Казалось, я заснул, но ненадолго, я проснулся оттого, что кто-то тяжело дышал рядом. По-моему, уже сотый раз от пола отжимался Руслан Сальников. Через пять минут меня поднял Чук, дух и шестерка Зины, а уже через минуту я так же отжимался от пола на "раз-два". "Раз" - и твой нос в миллиметре от пола и "два" - и ты застыл на вытянутых руках. Я открыл для себя, что тяжелее всего - "Полтора" - это когда надо задержаться на полусогнутых руках. Вот, блин, никогда и не знал, что столько могу отжаться от пола. Пол, весь в грязно - мыльных подтеках от половой тряпки приближался ко мне уже сотый раз. Я отжимался и чувствовал, что глаза нашего призыва неотрывно смотрят на меня из - под прикрытых век и ...боятся. Этот страх я ощущал почти физически. Где же чертов Монастырь? Наверное, еще рано - боковым зрением я увидел, что Сашу повели в туалет. В конце - концов пол приблизился невероятно быстро и больно ударил по носу - это я упал.
Через некоторое время меня, еле стоящего на ногах, подвели к кровати Зины и заставили, ухватившись руками и ногами за душки, повиснут над ней. Это называлось "сушить крокодила", причем сам Зина лег на кровать, так что падать вниз было нельзя. Провисев с минуту я решил, что лучше сразу получить в табло, чем испытывать такие муки и рухнул вниз. Естественно, получил в душу.

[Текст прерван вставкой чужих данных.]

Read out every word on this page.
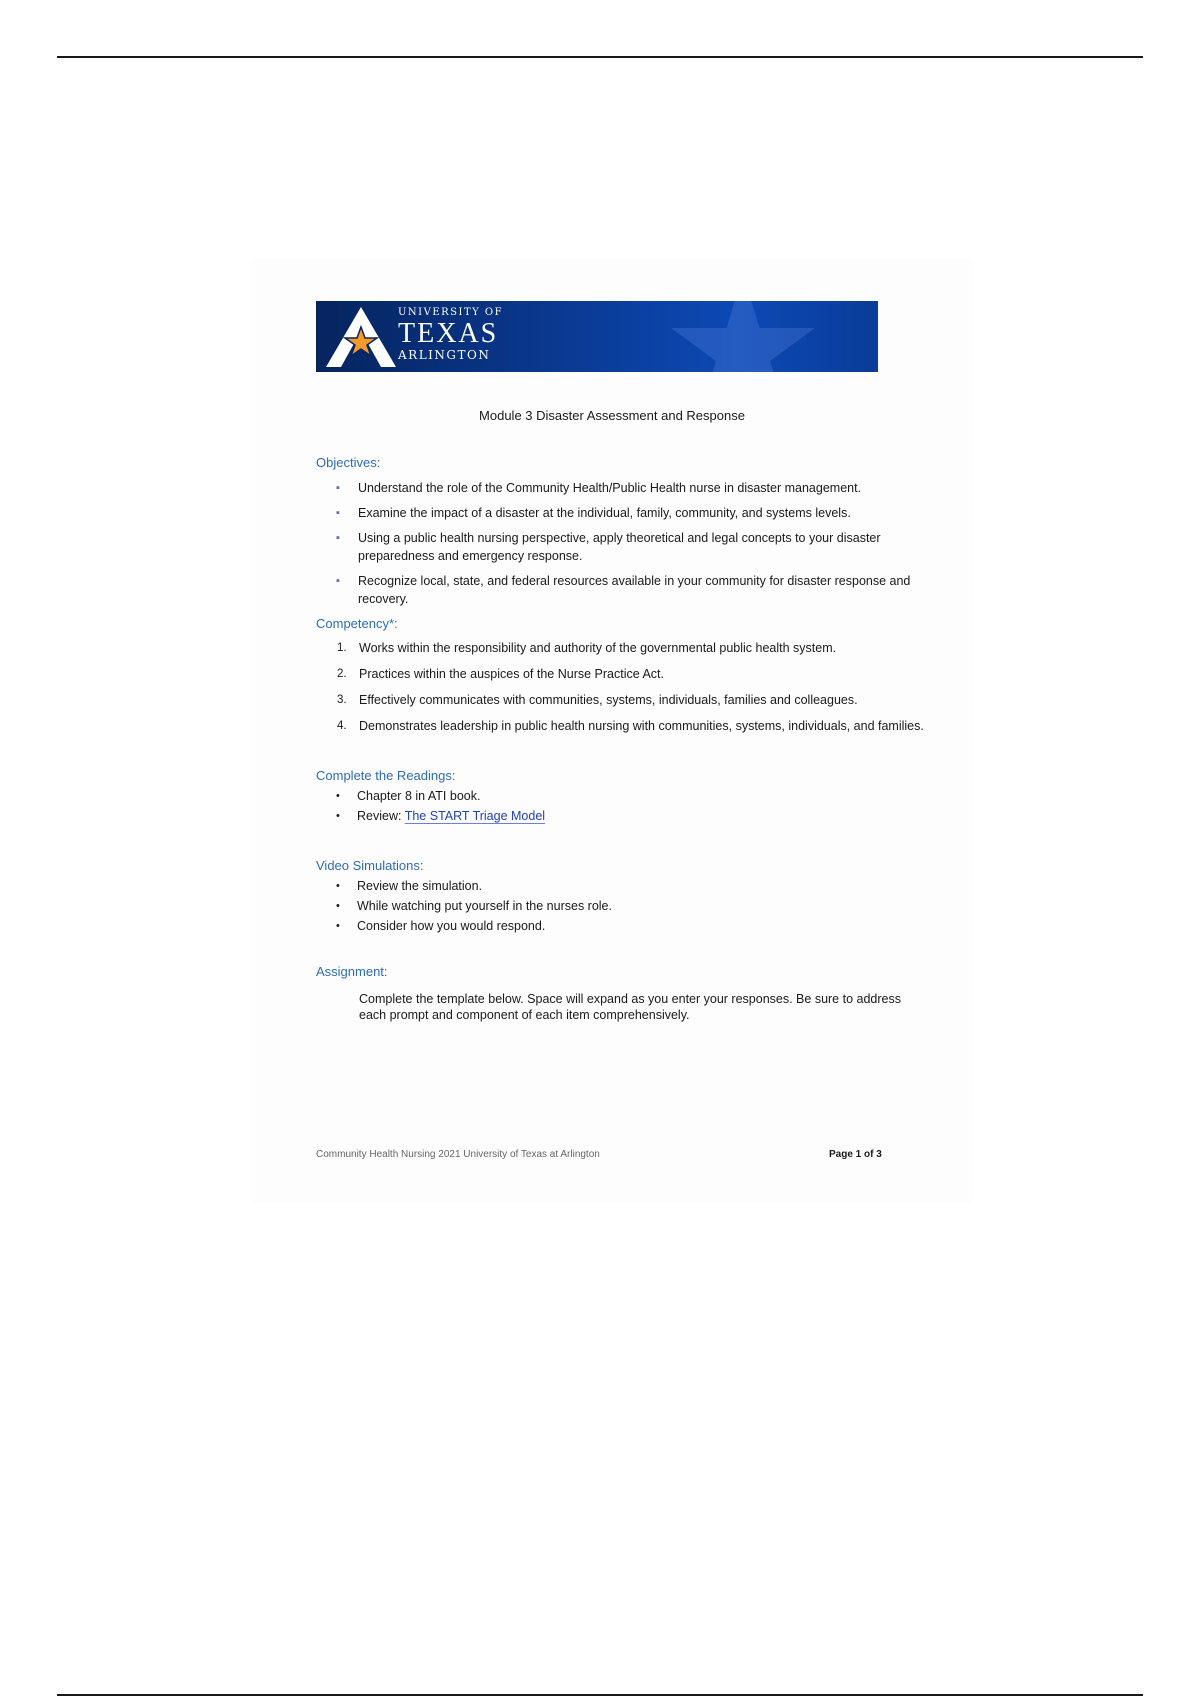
UNIVERSITY OF
TEXAS
ARLINGTON
Module 3 Disaster Assessment and Response
Objectives:
▪ Understand the role of the Community Health/Public Health nurse in disaster management.
▪ Examine the impact of a disaster at the individual, family, community, and systems levels.
▪ Using a public health nursing perspective, apply theoretical and legal concepts to your disaster preparedness and emergency response.
▪ Recognize local, state, and federal resources available in your community for disaster response and recovery.
Competency*:
1. Works within the responsibility and authority of the governmental public health system.
2. Practices within the auspices of the Nurse Practice Act.
3. Effectively communicates with communities, systems, individuals, families and colleagues.
4. Demonstrates leadership in public health nursing with communities, systems, individuals, and families.
Complete the Readings:
• Chapter 8 in ATI book.
• Review: The START Triage Model
Video Simulations:
• Review the simulation.
• While watching put yourself in the nurses role.
• Consider how you would respond.
Assignment:
Complete the template below. Space will expand as you enter your responses. Be sure to address each prompt and component of each item comprehensively.
Community Health Nursing 2021 University of Texas at Arlington	Page 1 of 3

С удовлетворением заметил, что получать "в табло" на самом деле не так страшно, как этого ждать. Я посмотрел в мутные глаза Зины.
Лося! - просипел он.
Что? - не понял я и тут же получил в душу.
Ты что, - очень удивился Зина, - не знаешь что такое "лось" ?
Нет.
- Подъем! - он пнул ногой Угара, что, к несчастью, спал ближе всего к Зине. Угар!! Лося!
Угар расставил над головой ладони наподобие развесистых рогов и Зина со всего размаха со свистом по ним врезал. Угар улетел куда - то за три кровати. Мне ничего не оставалось сделать, как повторить то же самое. Улетел я, правда, не так далеко - мне помешал турник.
Титу, видно, надоело смотреть на все это и он заорал: "Зин, дай, блин, поспать!" Это меня спасло - я отполз от турника к кровати, потирая ушибленный бок. Рядом с моей кроватью стонал избитый Сальников: "Щас поведут в туалет".
"Пацаны!" Зина встал с кровати. "Они совсе-ем расслабились, надо их жизни - то научить, игрушки - то кончились. Да - да!!"
Дембеля начали подниматься с кроватей.
"Зина, бля, уймись!!! - я домой, уволиться хочу. Я, блядь, к девушке хочу, а не в Малино вишню хером оббивать," - орал Тит. Но мы то знали, что хоть Тит и орал, против своих он не попрет - достанется и ему, все же пьяные.
Так, лихорадочно подумал я, сколько Наших? Сегодня приняли еще одного, майского. Отличный парень, но нам он сейчас не помощник, потому как во второй роте. Но я опоздал.
Пацаны!! - взвыл Ярослав. Мочи ИХ! Бей этих сук!!! Как они достали! Резким движением он выдернул железную спинку кровати в виде буквы С и со всей дури вмазал ей по близстоящему Зине. Началась драка, может быть, сильнейшая из всех, что видела казарма. Два самых крупных призыва, одни жилистые, худые, потные и злые против таких же злых, но обросших дембельским жирком.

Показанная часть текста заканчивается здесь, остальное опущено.